Older students start threatening Launchies to keep them from practicing with Ender at night. Ender offers to cancel practice, but Alai encourages him to keep going. One night older boys, including Bonzo, attack them at practice. Ender and his team use their tactics, but Ender gets separated from his squad. He is surrounded and injures some of the older boys in self-defense. Later Ender notices the fight injuries are listed as "accidental" and wonders if the teachers intend to interfere at all. Some student commanders send word to Ender: they like his nighttime practices. They send bigger, older boys to study with him and to provide backup if people harass him again.

He revisits the room with the snake in the Giant's Drink game. He kills the snake and looks for a way out. Instead, he finds a mirror with Peter's face in it "and a snake's tail coming from the mouth." Ender shouts in shock. He throws the snake at the mirror, which breaks, revealing many smaller snakes who bite his character to death. Ender is terrified he is a killer, maybe worse than Peter. He feels he deserves the death his character faced in the game.

Analysis

Considering the repeated emphasis on the banning of religion, Card's discussion of Jewish leadership is unexpected. In Ender's universe Jewish leaders are famously successful, and Card introduces several Jewish leaders in high positions of power and leadership. Rose feels pressure because of his heritage. Anti-Semitism is unfortunately also present in Ender's universe. Rose's army is called Rat Army, which may trouble some readers, considering how anti-Semitic propaganda during World War II often compared Jewish people to rats. However, this choice of name could also be understood as Card subverting the anti-Semitic rhetoric and propaganda the Nazis promulgated in World War II.

While Rose is no great leader, Ender can learn from Dink. Dink drills his toon frequently and tries new approaches to battle, but he can't keep up with Ender's ideas. When he asks Ender to demonstrate new techniques, Ender realizes "He had seen what Ender was doing, but he had not understood" Ender's reasons for doing it. Dink also provides a cautionary voice, warning Ender about the adults. Ender sees Dink's attitude as alarmist, but it provides cautionary advice: adults cannot be trusted. Dink is foreshadowing. He won't be the only person who wonders why the buggers haven't attacked again.
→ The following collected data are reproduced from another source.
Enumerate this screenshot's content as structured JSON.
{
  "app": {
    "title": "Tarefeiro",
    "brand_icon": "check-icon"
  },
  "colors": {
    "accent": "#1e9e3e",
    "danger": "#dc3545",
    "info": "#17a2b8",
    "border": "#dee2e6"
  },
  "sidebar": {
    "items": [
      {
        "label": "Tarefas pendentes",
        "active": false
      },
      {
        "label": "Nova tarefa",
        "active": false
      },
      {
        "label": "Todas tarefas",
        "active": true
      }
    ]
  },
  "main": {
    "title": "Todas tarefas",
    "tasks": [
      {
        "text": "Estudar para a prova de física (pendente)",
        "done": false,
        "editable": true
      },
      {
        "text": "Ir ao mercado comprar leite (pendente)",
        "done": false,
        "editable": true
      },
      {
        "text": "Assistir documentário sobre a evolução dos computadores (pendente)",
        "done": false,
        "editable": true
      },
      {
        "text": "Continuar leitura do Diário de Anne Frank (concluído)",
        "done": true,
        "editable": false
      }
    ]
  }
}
Dink's skepticism about the bugger threat reminds readers how young Ender is. Despite his strategic intelligence, he is still only a child and has little understanding of history or adults' capacity for subterfuge. This will change, but not until the novel's final revelations.
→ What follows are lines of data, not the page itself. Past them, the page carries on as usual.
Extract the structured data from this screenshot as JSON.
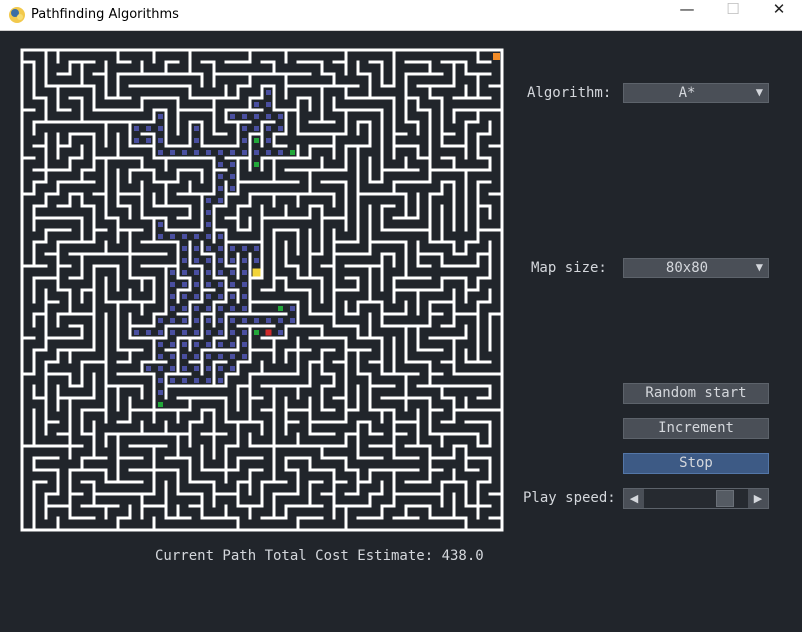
{
  "window": {
    "title": "Pathfinding Algorithms",
    "minimize_glyph": "—",
    "maximize_glyph": "☐",
    "close_glyph": "✕"
  },
  "controls": {
    "algorithm_label": "Algorithm:",
    "algorithm_value": "A*",
    "map_size_label": "Map size:",
    "map_size_value": "80x80",
    "dropdown_arrow": "▼",
    "random_start_label": "Random start",
    "increment_label": "Increment",
    "stop_label": "Stop",
    "play_speed_label": "Play speed:",
    "play_speed_level": 0.82,
    "slider_left_glyph": "◀",
    "slider_right_glyph": "▶"
  },
  "status": {
    "text": "Current Path Total Cost Estimate: 438.0"
  },
  "maze": {
    "size": "80x80",
    "colors": {
      "background": "#21252b",
      "wall": "#ffffff",
      "visited": "#4a4fa0",
      "frontier": "#22a83a",
      "start": "#f2d43a",
      "current": "#d22a2a",
      "goal": "#f28c28"
    }
  },
  "icons": {
    "app": "pygame-snake-icon",
    "dropdown": "chevron-down-icon"
  }
}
Ender continues having his nighttime practices with Launchies, experimenting with new, "stupid" ideas, some of which work well for Dink's toon in battle. Alai is the only person so far who can keep up with Ender, but even he acknowledges Ender's superiority. Ender's ability to train troops is unexpectedly demonstrated when the bigger boys attack them. Once again Ender is rather disturbingly effective at responding with violence. Just as Dink warned him, the teachers stay uninvolved. They do not break up the fight and they do not punish anyone for it, listing the injuries Ender causes as "accidental."
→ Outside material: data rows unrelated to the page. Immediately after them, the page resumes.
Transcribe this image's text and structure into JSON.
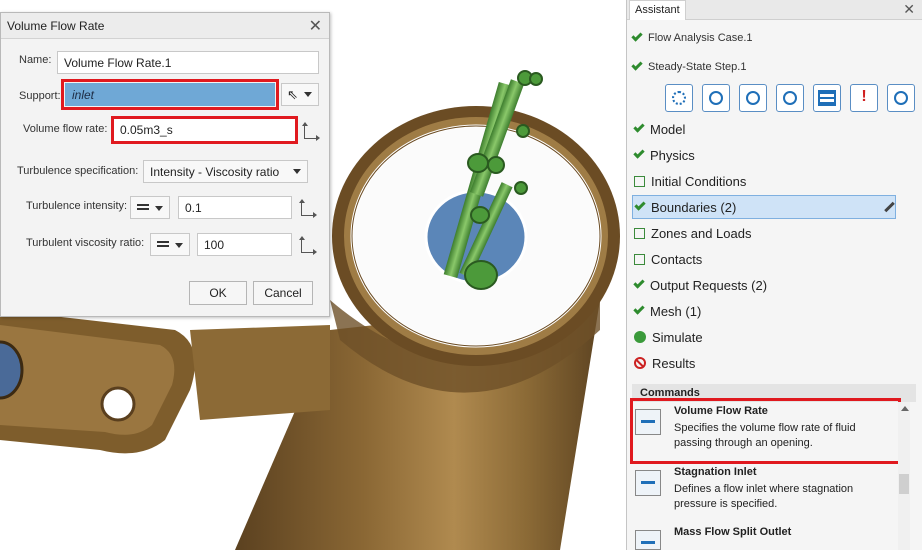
{
  "dialog": {
    "title": "Volume Flow Rate",
    "name_label": "Name:",
    "name_value": "Volume Flow Rate.1",
    "support_label": "Support:",
    "support_value": "inlet",
    "flow_label": "Volume flow rate:",
    "flow_value": "0.05m3_s",
    "turb_spec_label": "Turbulence specification:",
    "turb_spec_value": "Intensity - Viscosity ratio",
    "turb_intensity_label": "Turbulence intensity:",
    "turb_intensity_value": "0.1",
    "turb_visc_label": "Turbulent viscosity ratio:",
    "turb_visc_value": "100",
    "ok_label": "OK",
    "cancel_label": "Cancel"
  },
  "assistant": {
    "tab_label": "Assistant",
    "case_line": "Flow Analysis Case.1",
    "step_line": "Steady-State Step.1",
    "tree": [
      {
        "label": "Model",
        "state": "done"
      },
      {
        "label": "Physics",
        "state": "done"
      },
      {
        "label": "Initial Conditions",
        "state": "empty"
      },
      {
        "label": "Boundaries (2)",
        "state": "done"
      },
      {
        "label": "Zones and Loads",
        "state": "empty"
      },
      {
        "label": "Contacts",
        "state": "empty"
      },
      {
        "label": "Output Requests (2)",
        "state": "done"
      },
      {
        "label": "Mesh (1)",
        "state": "done"
      },
      {
        "label": "Simulate",
        "state": "running"
      },
      {
        "label": "Results",
        "state": "blocked"
      }
    ],
    "commands_header": "Commands",
    "commands": [
      {
        "title": "Volume Flow Rate",
        "desc": "Specifies the volume flow rate of fluid passing through an opening."
      },
      {
        "title": "Stagnation Inlet",
        "desc": "Defines a flow inlet where stagnation pressure is specified."
      },
      {
        "title": "Mass Flow Split Outlet",
        "desc": ""
      }
    ]
  },
  "colors": {
    "highlight_red": "#e0191f",
    "support_blue": "#6fa8d6",
    "pipe_brown": "#7a5a2e",
    "streamline_green": "#4c9a3a"
  }
}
In Giant's Drink, Ender is beyond the "End of the World" when he is confronted by an image of Peter. To Ender, Peter is a symbol of everything he most hates in himself. Card repeatedly uses Peter to represent Ender's darker, violent side, much like Dr. Jekyll's evil alter ego, Mr. Hyde. The Strange Case of Dr. Jekyll and Mr. Hyde, a novella by the Scottish author Robert Louis Stevenson, tells the story of Dr. Jekyll, who invents a potion to separate his good from his bad impulses. His bad impulses, including violent tendencies, are expressed as Mr. Hyde, while his good impulses are part of Dr. Jekyll. Similarly, Peter and Ender may be interpreted as two versions of the same person. Peter's violence is more obvious and less controlled, but Ender has the same capacity for violence. The game makes him face his fear "that he was (sic) a killer, only better at it than Peter," which is why he is successful at Battle School.